Conjetura libre #11

Subte, línea D
Un martes cualquiera.
Alrededor de las 6 y media de la tarde.

Una mina habla con un tipo.
Ella va parada, él sentado.
Hablan de laburo.
Ella no para.
Él se limita a asentir, asoma algún “claro, sí” y muy rara vez mete algún bocadillo insignificante.
Ella empieza a decir palabras mudas, noto enseguida que se trata de nombres propios.
En completo mute se refiera a personas, personas que no están presentes, claro, pero mejor no tentar a la suerte.

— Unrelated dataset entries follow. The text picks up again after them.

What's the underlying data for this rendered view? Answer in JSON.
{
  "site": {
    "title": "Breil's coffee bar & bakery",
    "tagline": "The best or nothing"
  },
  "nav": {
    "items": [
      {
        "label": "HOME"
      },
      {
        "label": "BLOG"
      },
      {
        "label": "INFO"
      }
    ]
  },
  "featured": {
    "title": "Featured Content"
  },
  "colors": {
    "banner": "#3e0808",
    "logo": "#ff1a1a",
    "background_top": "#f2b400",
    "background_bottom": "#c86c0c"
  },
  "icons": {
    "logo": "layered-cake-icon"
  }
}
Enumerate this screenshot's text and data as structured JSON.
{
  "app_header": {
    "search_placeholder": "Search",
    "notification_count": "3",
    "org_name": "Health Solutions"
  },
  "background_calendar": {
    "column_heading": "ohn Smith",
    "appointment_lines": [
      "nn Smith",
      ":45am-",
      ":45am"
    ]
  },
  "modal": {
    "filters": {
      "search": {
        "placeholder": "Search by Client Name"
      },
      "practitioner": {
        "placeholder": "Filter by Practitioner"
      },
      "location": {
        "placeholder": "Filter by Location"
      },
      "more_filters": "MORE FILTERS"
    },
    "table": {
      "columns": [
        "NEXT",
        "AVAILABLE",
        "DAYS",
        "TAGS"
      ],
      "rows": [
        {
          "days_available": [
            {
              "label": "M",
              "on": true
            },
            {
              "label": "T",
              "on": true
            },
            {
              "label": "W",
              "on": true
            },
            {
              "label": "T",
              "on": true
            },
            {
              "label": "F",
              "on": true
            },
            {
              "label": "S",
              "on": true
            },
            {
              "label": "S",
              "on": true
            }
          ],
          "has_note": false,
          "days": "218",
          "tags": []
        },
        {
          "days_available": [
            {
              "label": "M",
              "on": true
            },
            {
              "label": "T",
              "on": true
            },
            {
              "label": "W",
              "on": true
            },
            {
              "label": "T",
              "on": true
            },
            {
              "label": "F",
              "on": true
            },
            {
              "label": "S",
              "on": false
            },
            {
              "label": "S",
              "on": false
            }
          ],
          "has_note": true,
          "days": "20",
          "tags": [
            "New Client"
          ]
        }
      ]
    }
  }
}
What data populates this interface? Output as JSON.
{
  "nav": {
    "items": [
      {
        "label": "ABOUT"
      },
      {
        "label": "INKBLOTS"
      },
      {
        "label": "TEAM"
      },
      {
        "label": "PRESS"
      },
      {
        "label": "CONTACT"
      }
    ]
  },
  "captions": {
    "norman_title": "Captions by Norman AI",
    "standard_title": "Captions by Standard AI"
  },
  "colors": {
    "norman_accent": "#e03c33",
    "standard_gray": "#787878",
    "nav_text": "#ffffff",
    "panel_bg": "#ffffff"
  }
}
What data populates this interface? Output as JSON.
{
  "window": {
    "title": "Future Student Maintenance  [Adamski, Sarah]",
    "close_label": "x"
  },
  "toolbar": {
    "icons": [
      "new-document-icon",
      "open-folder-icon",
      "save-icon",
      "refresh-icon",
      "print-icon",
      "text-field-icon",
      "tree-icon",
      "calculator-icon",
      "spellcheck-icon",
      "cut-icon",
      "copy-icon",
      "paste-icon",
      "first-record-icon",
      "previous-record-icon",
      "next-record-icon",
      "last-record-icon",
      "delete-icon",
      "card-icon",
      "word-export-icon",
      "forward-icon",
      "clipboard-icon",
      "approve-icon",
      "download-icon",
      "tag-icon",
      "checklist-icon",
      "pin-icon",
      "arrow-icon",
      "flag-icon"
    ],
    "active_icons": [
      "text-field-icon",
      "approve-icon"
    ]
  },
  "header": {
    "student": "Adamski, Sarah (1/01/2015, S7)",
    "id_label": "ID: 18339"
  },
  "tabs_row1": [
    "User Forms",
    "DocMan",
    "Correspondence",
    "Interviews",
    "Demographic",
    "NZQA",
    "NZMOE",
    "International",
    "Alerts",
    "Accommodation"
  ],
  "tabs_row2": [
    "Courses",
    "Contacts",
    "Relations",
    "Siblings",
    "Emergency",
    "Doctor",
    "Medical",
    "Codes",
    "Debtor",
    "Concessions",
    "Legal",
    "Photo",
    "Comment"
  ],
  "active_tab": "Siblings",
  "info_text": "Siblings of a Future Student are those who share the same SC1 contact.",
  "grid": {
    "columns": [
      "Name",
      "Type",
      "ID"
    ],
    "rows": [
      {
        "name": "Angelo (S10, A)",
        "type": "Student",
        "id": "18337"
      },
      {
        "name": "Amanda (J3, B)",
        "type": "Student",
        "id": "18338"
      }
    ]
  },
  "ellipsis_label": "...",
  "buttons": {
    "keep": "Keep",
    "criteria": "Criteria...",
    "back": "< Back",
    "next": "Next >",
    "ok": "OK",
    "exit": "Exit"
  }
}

La mala.
No lo hace una vez, ni dos. Lo hace por lo menos una docena de veces.
Habla mal de alguien, embarrando a otros tantos: Que fueron a un boliche; Que no sé qué pasó en tal bar; Que esa mina no está nada bien.
El tipo asiente casi por cortesía. Es muy probable que no sepa bien de quién habla.
Para ella, en cambio, esta charla parece lo más emocionante que le pasó en la semana.
Ella es tirando a oficinista, camisita, pollera tubo, y una bolsa de cartón de local de ropa. Donde seguramente lleva un saquito de más y el tupper con restos de comida. Apuesto un ojo que su interior contiene aún ese “juguito” que desprenden las ensaladas.
Él, tirando a técnico o cadete, no logro verlo con claridad por estar sentado al lado mío.
Llegando a una estación ella revolea la cabeza cual Regan en su habitación bajo cero, se agacha flexionando las rodillas buscando el cartel, su cartel.
Lo visualiza, y sí, es su destino; dice: “Uy, ¿me tengo que bajar ya?, se me pasó volando”.

Y claro, cuando se está cegada, casi obsesionada con un tema, el mundo a nuestro alrededor, parece desvanecerse.